Canonical a clarifié séparément l'aspect controversé d'un « commutateur global d'IA ». Formellement, l'entreprise n'a pas l'intention de créer un seul commutateur maître, mais l'explication est assez pragmatique : dans l'écosystème Linux, il y a trop de scénarios d'installation et de consommation de logiciels différents pour qu'un tel commutateur soit honnête et universel. À la place, on mise sur la modularité : si vous ne voulez pas de fonctionnalités d'IA, vous ne les activez pas ou vous supprimez les paquets correspondants. Pour les équipes informatiques, c'est aussi un moyen pratique de déployer de nouvelles fonctionnalités de manière sélective plutôt que sur l'ensemble du parc de machines.

Où l'IA Apparaîtra

Seeger divise les futures capacités d'IA d'Ubuntu en deux groupes. Le premier est le support caché pour les fonctionnalités du SE déjà familières : par exemple, des améliorations pour la reconnaissance vocale, la synthèse vocale, l'accessibilité et d'autres scénarios système où le modèle fonctionne en arrière-plan mais n'impose pas une interface de chat à l'utilisateur. Le deuxième concerne les scénarios plus explicites natifs de l'IA et les flux de travail agentiques pour ceux qui en ont vraiment besoin. Les exemples incluent l'aide au diagnostic de problèmes, l'automatisation des tâches routinières et un travail plus pratique avec les capacités de Linux qui restent trop complexes pour beaucoup aujourd'hui.

«

Ubuntu ne devient pas un produit d'IA, mais peut devenir plus fort grâce à une intégration réfléchie de l'IA. »

C'est particulièrement intéressant pour le public des entreprises. Canonical parle explicitement non seulement des postes de travail, mais aussi des scénarios serveur et SRE : analyse des journaux lors d'incidents, actions agentiques limitées dans les droits d'accès existants, auditabilité complète des décisions.
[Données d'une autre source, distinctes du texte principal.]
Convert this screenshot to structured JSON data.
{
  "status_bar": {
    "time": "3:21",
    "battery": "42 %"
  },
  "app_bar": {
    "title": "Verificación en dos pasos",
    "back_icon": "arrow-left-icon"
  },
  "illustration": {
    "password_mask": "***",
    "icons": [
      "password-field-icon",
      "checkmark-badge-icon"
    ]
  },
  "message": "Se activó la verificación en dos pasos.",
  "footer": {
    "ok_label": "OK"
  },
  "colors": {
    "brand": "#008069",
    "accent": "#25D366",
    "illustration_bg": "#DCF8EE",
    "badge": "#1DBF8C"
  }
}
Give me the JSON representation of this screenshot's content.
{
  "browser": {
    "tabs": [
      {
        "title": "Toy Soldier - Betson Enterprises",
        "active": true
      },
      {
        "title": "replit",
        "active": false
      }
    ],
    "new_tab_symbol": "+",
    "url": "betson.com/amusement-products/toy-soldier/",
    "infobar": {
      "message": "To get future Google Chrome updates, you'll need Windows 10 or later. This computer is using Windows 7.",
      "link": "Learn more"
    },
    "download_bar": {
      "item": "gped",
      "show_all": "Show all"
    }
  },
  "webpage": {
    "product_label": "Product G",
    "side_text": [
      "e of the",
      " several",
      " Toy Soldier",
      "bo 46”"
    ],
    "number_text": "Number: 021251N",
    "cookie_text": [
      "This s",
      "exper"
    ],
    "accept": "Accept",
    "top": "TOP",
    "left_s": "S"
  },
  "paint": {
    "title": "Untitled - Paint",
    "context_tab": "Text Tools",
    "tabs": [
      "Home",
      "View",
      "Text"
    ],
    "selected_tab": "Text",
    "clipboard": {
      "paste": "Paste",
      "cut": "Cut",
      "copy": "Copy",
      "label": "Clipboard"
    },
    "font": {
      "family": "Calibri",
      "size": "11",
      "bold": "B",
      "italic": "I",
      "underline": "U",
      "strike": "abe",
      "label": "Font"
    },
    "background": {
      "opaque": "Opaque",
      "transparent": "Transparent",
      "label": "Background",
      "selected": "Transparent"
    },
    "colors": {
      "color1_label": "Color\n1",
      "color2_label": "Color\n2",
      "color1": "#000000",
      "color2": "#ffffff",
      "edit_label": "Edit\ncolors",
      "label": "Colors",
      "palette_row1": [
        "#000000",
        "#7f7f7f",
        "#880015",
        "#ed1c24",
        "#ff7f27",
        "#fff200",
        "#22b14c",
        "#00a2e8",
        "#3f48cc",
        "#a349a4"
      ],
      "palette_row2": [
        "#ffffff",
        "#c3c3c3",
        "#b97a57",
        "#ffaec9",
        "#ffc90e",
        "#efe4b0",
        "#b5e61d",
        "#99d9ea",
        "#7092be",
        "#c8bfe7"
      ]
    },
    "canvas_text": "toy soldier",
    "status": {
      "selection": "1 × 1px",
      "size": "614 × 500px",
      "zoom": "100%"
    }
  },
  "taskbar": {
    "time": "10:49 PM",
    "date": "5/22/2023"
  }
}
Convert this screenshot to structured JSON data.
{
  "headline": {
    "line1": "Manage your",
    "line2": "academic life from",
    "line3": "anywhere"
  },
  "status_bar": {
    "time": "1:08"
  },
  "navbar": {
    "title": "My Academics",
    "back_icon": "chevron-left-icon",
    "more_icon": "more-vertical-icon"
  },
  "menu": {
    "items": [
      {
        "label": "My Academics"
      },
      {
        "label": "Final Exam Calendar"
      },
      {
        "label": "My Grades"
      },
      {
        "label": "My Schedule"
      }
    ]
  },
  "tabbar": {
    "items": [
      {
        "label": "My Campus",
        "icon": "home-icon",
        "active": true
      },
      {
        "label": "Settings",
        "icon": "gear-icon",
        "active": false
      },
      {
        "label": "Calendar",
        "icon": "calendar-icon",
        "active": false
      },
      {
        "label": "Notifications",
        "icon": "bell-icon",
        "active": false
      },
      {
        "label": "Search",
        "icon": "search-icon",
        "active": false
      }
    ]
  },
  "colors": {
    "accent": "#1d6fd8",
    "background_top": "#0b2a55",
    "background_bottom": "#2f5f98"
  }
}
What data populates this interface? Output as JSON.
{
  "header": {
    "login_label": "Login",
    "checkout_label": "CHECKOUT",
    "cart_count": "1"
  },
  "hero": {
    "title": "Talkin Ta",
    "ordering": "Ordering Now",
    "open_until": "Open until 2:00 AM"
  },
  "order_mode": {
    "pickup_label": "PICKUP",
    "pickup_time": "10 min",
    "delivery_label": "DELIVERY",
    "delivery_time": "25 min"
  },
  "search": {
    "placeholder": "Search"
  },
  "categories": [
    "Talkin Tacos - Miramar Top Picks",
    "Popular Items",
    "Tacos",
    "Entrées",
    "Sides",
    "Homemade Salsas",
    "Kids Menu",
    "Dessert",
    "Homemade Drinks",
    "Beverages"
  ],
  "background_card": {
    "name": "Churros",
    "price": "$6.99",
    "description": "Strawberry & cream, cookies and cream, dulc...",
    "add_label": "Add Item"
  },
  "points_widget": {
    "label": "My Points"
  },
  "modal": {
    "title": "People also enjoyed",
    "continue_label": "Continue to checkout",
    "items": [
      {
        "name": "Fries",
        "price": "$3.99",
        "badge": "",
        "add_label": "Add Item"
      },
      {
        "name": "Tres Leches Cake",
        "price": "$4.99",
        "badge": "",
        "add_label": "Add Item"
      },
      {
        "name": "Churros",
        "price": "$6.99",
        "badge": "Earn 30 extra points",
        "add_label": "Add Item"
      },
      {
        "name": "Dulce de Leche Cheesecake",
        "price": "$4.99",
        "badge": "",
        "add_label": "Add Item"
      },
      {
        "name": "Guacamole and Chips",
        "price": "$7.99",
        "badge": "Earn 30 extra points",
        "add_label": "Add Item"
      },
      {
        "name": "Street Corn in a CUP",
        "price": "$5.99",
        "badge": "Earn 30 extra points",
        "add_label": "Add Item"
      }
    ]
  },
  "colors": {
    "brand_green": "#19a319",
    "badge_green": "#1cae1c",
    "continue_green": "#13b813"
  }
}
Pour les entreprises, cela ressemble beaucoup plus aux véritables exigences de sécurité qu'au modèle « intégrons d'abord l'IA partout, puis nous verrons les conséquences ». De plus, Ubuntu 26.04 lui-même fait déjà un pas vers l'infrastructure d'IA : la version a nativement ajouté CUDA et AMD ROCm aux dépôts, ce qui signifie que la plate-forme est prête pour les charges de travail d'IA même sans fonctionnalités d'IA obligatoires dans l'interface.

Ce Que Cela Signifie

Canonical tente d'occuper une position rare entre le scepticisme envers l'IA et l'engouement pour l'IA. L'entreprise ne rejette pas les modèles et les scénarios agentiques, mais ne prétend pas non plus que tous les utilisateurs ont besoin du même ensemble de fonctionnalités « intelligentes ». Si cette approche fonctionne, Ubuntu pourrait devenir un exemple de la façon d'intégrer l'IA dans un système d'exploitation sans coercition : localement, modularement et avec consentement clair à chaque étape. Et c'est vraiment une leçon que Microsoft devrait étudier attentivement.